The Long Way to Destruction
In the mid-twentieth century, Venezuela was an economically developed country with a stable democracy. In 1944, the purchasing power of the average Venezuelan was more than 10 times the current one.
By 1950, Venezuela boasted the continent’s second largest GDP per capita and seventh largest in the world. The wages of Venezuelan workers were higher than of most Western European ones, with exceptions such as Germany, Switzerland, or Luxembourg.
Wealth per capita and technological advance were among the best in the world. So how could Venezuela be in such a mess, you might ask. Because progress and prosperity are not irreversible.
In the 1940s there was barely any inflation in Venezuela. Public debt was insignificant, the bolívar was one of the world’s most stable currencies, and a mostly open economy grew annually at about 10 percent.
During the 1950s, interventionist laws increased and the economy lost its momentum. But getting a license for a small business was no problem. Government employees even went down to the stores and granted the permits in a single day, something that nowadays takes months or years. The economy at the time grew at about 6 percent per year.
The Venezuelan government continued to pass more statist laws in the 1960s. Moreover, it devalued the currency and imposed exchange controls that lasted several years. The constitutional right to private property was also suspended due to a temporary “emergency”. For decades, this suspension allowed the government to establish an economic central planning. In addition, they shut down imports to favor local industries.
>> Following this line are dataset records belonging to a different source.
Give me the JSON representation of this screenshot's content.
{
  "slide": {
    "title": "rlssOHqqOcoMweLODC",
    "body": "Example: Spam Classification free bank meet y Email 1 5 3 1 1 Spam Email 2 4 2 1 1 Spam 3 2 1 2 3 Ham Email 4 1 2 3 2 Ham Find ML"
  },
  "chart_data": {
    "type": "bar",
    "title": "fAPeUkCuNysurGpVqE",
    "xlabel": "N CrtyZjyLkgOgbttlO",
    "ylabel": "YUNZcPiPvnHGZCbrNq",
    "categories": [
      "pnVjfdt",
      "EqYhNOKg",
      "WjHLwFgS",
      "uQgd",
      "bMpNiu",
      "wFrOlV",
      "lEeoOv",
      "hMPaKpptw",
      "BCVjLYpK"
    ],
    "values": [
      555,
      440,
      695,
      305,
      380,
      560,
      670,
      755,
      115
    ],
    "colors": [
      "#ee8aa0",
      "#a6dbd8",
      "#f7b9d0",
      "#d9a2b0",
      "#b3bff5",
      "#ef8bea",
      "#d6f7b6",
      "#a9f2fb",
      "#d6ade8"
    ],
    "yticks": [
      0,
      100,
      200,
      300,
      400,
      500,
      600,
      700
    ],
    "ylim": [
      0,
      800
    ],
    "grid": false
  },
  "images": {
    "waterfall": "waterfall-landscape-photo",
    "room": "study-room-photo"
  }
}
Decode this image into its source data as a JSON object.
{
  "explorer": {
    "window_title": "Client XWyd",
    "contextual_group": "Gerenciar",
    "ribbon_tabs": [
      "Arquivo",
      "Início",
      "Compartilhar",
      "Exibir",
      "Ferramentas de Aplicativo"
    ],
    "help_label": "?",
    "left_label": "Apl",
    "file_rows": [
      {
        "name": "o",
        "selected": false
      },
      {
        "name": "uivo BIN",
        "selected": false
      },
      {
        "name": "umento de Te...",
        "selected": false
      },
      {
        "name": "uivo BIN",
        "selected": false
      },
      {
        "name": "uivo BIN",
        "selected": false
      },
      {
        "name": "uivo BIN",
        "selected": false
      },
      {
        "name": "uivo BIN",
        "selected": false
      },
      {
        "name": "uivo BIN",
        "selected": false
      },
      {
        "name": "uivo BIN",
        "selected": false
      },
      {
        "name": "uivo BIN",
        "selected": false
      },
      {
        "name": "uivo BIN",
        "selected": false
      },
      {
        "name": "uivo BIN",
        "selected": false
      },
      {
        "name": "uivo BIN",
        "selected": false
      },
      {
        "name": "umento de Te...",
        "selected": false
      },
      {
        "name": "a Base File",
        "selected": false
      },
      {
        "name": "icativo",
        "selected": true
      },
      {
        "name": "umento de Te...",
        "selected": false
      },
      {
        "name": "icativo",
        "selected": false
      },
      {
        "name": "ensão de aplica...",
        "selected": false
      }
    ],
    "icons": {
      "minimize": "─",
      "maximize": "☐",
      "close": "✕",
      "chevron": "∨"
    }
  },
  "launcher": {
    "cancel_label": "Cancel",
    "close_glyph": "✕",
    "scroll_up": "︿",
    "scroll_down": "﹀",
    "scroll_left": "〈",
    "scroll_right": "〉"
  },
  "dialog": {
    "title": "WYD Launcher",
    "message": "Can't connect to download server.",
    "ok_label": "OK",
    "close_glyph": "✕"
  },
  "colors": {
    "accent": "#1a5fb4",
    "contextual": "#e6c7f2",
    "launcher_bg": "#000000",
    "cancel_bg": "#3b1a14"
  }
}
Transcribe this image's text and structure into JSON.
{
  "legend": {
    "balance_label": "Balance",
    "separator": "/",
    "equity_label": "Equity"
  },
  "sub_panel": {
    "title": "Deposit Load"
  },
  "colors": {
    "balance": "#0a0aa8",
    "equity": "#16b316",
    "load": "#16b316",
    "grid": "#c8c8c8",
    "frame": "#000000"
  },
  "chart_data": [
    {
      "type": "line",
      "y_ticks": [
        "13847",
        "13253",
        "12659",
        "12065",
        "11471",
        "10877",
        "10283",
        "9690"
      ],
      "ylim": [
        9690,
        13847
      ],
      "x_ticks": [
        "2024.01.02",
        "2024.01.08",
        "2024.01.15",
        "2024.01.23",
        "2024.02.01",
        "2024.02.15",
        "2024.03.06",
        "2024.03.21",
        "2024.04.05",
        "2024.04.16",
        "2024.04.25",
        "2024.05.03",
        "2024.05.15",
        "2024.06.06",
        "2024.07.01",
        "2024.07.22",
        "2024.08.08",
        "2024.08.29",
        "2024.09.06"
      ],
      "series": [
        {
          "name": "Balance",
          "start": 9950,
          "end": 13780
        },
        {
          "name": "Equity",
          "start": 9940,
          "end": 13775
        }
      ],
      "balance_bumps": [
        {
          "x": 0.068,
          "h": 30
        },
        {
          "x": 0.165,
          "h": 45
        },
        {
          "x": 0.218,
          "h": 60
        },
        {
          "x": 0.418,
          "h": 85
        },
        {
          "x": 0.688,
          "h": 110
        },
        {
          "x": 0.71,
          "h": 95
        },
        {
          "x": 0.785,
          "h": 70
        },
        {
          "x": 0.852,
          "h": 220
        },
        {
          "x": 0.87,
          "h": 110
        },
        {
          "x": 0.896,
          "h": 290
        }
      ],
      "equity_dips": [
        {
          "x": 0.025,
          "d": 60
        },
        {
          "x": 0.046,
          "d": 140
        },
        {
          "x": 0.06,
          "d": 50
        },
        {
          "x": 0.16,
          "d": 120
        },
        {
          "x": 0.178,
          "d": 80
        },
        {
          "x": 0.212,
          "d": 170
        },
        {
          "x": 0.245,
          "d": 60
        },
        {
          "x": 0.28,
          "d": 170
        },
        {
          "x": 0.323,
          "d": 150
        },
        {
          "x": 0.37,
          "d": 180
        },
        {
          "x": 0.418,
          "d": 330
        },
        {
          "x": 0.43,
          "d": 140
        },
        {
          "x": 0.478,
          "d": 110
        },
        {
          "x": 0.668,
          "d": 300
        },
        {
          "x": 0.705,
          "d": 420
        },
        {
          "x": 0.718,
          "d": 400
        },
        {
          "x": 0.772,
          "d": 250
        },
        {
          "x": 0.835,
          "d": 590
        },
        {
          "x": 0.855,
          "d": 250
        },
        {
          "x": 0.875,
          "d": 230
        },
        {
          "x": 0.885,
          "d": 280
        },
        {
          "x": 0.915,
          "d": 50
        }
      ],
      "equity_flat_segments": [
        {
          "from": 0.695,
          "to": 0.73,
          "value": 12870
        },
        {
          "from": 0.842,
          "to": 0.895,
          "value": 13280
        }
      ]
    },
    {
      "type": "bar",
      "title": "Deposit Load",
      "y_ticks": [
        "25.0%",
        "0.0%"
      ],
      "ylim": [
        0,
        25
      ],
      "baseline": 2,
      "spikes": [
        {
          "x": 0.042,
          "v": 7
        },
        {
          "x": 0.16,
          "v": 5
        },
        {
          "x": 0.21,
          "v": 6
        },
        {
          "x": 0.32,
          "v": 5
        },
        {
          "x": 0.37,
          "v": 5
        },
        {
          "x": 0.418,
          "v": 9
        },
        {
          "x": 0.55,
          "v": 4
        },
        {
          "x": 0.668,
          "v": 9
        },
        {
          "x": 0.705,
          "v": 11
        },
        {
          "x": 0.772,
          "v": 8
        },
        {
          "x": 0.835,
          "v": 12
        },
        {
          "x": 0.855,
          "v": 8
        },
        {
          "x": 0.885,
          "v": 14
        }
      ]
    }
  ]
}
The protected and subsidized sectors grew more slowly as the privileged ones amassed great wealth. This lead to absurd situations: businessmen prospered even with bankrupt companies and politicians obtained fortunes of unspeakable origin.
Nationalizations and large state companies in strategic sectors began. Venezuela’s economic growth stalled when the consequences of all these actions arose.
In the 1970s, the government nationalized the oil industry and the central bank. The steel, electricity, and telecommunications industries became state monopolies. The GDP per capita began to fall in the long term as well.
Thus came the final crisis of moderate socialism, which ushered in the current radical socialism. The latter transformed the growing poverty of that time into the overwhelming misery of today.
More and more Venezuelans are eating from the garbage, and children are starving.
From the deceptive oil boom of the 1970s to present, it only got worse. Most Venezuelans understand that every administration thereafter was worse than the previous one. Few admit that, with the only exception of the second Carlos Andrés Pérez one that tried to implement market reforms, they were more of the same.
More socialism in the economy caused more and more material and moral impoverishment. Maintaining that course would ultimately demand totalitarianism: Chavismo.
Now we have finally reached the dictatorship. It remains to be seen how stable it will be, and how long it will last.